The Scottish Government has just published a consultation paper on its new ‘Mansion Tax’ proposals. This follows the planned introduction of such a measure in England, announced by the Chancellor late last year.

The link to the proposals and consultation are here: Council Tax High-Value Property Bands (Mansion Tax): consultation - gov.scot

Effectively, this will mean the introduction of two additional Council Tax bands in Scotland (Band I and Band J) to our current 8-band structure (Band A-H). Band I will be for homes valued at £1 million to £2 million and Band J will be for homes valued at over £2 million.

It is estimated that the new bands will bring in around £12 million to £16 million per year in revenue, which is a very small amount. Overall, Council Tax currently brings in around £3.5 billion of net revenue each year for local government. There will also likely be a need for some form of valuation exercise to capture properties at these levels, which will have a cost and will not be easy (Zoopla recently estimated that around 40% of properties in England & Wales worth over £1.5 million did not have a sale recorded on the Land Registry. If the same is true in Scotland, then the basis for many valuations may well be questionable).

Note that the valuation exercise is only planned for these properties and not for properties more widely, which will continue to be banded by their 1991 valuations, which is one of the many problems with Council Tax.

It is estimated that there only around 15,000 properties in Scotland will be impacted by this change; a very small proportion of the approximately 2.7 million residential dwellings in the country.

The current top band (Band H) in Scotland pays an average of £4,051 per year in Council Tax. In the illustrative examples provided in the consultation, the Government suggests that Band I may pay an additional £720 on top of this (bringing the total bill to close to £5,000 per annum) and Band J pays an extra £3,600 (bringing its total bill to close to £8,000 per year).

It will be difficult to elicit sympathy from the general Scottish population for people buying houses at these price levels and there will undoubtedly be campaigning to make these uplifts much higher. Taxing other people more is always popular.

However, the Government needs to take account of the other major tax that these properties contribute to – Land & Buildings Transaction Tax (LBTT). A house sale at £1 million will generate over £78,000 in LBTT and the tax take continues to rise to £2 million, when the LBTT due is £200,000. If this is a second home purchase and includes Additional Dwelling Supplement (ADS), then the equivalent figures are £200,000 and £358,000. The prime part of the property market is already quite heavily taxed. Although the additional Council Tax being sought for these properties is relatively small, it may well have a cooling effect on prime sales.
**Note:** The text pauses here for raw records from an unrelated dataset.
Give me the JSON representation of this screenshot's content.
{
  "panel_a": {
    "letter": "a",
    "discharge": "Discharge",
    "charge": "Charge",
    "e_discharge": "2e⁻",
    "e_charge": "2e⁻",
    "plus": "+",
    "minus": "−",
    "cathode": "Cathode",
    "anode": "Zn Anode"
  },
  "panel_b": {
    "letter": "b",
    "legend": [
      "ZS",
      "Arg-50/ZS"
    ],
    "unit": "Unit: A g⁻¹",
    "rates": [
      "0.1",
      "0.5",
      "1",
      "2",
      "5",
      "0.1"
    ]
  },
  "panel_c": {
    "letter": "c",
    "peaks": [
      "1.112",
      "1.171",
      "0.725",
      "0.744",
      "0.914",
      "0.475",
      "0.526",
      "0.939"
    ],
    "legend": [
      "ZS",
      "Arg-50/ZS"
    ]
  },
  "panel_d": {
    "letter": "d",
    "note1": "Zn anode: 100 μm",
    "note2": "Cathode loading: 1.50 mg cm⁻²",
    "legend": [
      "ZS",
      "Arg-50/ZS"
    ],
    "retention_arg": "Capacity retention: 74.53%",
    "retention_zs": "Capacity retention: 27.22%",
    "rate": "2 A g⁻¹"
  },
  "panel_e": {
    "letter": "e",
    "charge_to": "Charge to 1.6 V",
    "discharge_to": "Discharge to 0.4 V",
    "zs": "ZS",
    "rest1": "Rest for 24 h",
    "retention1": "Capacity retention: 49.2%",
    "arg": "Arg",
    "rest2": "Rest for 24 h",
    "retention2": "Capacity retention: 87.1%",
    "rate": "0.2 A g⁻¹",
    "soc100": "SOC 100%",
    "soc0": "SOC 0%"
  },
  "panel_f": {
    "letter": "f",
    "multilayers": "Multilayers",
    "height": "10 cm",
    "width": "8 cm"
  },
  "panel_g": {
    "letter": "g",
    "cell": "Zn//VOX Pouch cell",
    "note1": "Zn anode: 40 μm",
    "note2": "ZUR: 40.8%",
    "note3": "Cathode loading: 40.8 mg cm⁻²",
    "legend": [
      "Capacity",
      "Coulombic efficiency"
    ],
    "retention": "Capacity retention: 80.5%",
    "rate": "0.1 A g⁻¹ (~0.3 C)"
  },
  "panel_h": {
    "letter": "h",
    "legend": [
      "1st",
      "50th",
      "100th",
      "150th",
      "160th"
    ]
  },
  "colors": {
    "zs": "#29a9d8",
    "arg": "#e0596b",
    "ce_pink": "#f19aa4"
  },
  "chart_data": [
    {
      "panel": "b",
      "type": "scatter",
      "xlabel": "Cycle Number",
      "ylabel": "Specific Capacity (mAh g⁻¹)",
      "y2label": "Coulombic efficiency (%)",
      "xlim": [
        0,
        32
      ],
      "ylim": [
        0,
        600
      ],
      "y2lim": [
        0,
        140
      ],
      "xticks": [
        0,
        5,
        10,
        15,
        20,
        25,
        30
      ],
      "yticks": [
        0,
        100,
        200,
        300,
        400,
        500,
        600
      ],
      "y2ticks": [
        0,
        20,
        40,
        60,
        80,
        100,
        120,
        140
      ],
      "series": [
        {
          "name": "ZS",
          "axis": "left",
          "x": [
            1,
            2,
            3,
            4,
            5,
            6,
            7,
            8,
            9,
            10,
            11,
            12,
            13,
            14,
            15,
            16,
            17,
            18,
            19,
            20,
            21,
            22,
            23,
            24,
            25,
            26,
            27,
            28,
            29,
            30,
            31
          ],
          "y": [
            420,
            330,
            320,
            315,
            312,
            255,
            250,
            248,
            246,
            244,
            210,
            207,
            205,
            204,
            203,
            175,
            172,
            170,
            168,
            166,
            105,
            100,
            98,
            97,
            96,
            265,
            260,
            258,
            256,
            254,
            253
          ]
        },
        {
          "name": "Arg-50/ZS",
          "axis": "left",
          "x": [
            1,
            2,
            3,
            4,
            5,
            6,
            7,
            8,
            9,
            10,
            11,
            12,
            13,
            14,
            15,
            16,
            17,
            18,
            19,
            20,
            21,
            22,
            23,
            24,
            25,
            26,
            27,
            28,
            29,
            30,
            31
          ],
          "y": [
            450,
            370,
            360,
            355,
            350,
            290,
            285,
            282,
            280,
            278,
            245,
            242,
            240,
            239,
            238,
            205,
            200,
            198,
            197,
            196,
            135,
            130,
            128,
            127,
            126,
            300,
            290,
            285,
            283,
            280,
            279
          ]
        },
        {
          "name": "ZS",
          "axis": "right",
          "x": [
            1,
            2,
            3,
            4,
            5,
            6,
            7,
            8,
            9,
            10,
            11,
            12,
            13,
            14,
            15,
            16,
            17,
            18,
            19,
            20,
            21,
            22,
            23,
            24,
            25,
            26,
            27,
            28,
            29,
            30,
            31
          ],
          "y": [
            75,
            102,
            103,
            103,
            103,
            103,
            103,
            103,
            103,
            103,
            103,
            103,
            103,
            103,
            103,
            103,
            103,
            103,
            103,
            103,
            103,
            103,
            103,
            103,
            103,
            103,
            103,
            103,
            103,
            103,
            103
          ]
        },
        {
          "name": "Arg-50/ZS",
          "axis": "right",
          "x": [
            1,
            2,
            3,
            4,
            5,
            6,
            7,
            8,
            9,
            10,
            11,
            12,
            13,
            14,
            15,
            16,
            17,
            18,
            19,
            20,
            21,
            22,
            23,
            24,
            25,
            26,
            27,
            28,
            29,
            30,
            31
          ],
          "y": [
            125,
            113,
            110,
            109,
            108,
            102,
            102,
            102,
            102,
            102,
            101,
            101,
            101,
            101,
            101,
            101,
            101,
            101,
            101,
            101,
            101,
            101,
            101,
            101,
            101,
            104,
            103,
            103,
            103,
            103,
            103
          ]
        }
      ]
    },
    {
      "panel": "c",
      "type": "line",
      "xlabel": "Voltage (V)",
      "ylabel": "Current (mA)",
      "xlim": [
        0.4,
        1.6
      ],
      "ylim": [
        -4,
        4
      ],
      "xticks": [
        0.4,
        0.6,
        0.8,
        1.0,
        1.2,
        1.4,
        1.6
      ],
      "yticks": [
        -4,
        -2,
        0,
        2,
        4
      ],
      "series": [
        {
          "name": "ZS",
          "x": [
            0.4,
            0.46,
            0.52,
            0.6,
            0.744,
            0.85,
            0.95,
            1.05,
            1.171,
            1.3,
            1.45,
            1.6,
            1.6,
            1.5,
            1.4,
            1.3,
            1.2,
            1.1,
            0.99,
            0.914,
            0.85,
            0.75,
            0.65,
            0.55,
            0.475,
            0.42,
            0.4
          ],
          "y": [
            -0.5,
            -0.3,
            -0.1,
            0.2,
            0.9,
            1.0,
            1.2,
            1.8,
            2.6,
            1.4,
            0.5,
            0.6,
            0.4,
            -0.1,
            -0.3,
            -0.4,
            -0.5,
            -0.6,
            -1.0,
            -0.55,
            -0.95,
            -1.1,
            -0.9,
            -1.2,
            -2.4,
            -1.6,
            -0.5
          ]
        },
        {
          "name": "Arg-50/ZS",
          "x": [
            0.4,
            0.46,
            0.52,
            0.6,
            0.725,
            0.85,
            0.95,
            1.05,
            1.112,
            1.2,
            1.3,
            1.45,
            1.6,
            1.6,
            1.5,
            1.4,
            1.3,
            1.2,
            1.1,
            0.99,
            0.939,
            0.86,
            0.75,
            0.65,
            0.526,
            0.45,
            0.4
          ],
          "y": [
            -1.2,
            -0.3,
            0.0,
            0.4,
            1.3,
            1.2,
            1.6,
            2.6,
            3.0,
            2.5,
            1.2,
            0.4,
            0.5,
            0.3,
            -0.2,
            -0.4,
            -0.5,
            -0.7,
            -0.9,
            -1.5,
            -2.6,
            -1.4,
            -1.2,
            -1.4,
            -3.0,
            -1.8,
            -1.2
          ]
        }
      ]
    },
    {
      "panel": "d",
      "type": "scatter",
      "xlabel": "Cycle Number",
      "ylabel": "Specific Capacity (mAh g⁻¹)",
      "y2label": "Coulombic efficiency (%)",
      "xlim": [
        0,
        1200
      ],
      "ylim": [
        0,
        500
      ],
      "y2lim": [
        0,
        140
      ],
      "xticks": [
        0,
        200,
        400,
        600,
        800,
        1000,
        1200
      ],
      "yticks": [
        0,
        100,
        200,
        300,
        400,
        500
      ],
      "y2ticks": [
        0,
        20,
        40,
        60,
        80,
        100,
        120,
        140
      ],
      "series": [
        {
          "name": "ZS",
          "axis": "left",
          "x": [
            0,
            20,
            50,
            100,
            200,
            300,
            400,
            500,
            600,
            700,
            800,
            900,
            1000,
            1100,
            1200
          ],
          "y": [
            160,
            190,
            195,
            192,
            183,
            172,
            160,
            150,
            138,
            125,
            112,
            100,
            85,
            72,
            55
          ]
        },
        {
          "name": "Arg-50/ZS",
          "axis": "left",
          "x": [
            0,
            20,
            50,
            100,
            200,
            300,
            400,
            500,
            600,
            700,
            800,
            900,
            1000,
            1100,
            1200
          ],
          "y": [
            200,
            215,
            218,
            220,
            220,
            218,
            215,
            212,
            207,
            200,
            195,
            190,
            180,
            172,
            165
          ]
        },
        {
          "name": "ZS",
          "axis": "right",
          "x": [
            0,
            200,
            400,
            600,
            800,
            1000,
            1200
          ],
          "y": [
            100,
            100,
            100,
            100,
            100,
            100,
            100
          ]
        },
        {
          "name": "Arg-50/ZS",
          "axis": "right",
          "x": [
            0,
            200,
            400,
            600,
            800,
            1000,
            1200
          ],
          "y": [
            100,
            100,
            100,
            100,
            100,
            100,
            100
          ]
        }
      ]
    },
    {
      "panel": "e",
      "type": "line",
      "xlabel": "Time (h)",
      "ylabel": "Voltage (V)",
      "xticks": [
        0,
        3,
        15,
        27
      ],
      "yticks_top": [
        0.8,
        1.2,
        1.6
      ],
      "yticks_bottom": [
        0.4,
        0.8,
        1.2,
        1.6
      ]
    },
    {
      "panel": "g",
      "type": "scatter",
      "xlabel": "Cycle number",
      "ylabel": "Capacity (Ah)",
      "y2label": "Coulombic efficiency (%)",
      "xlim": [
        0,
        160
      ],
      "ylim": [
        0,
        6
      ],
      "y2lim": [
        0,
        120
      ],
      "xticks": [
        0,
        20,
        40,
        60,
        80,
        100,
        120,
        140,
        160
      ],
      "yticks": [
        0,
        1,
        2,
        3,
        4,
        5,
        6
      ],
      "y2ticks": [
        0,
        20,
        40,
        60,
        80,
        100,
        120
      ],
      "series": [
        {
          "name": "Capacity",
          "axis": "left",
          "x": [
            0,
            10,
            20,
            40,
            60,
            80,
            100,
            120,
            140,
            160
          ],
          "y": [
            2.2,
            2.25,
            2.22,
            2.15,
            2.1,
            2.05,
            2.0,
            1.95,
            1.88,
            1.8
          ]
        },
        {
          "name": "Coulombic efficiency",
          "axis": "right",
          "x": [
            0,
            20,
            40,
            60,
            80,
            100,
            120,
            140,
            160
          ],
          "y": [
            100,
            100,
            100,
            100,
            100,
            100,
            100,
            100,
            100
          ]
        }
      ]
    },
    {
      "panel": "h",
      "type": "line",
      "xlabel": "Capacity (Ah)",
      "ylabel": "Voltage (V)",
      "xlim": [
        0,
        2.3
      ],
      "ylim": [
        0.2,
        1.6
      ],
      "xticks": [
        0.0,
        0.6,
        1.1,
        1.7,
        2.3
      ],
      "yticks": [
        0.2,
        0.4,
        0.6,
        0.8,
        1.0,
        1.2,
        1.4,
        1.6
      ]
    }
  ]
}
There were just under 500 sales of £1 million plus properties in Scotland last year and LBTT from these sales in Scotland generated around £65 million per annum for the Scottish Government, i.e. around 9% of the total LBTT tax take from just 0.5% of the total sales. It does a lot of heavy lifting. If the ‘mansion tax’ causes a behavioural response and makes some people less likely to move at these values, then the increased tax take from the ‘mansion tax’ may be more than wiped out by the loss of LBTT revenue (and the loss of the wider economic impacts of these sales not just for estate agents but for conveyancers, solicitors and removal firms as well, among others). For example, if there were 20% fewer sales due to behavioural responses, this would reduce LBTT revenues by around £13 million, i.e. equivalent to the total ‘mansion tax’ revenue.

I made this point in a recent BBC Radio Scotland interview on its Drivetime news programme, which you can find here from around 15:20 minutes: https://www.bbc.co.uk/sounds/play/m002ykvr

We have argued over the years that the Scottish Government should be looking more closely at behavioural responses to taxation, particularly LBTT, to optimise the tax take while also not depressing the market. It has not done this to date. In the context of the introduction of the ‘mansion tax’ it seems important to do this now.

The consultation closes on 24th August, and we would encourage people to participate.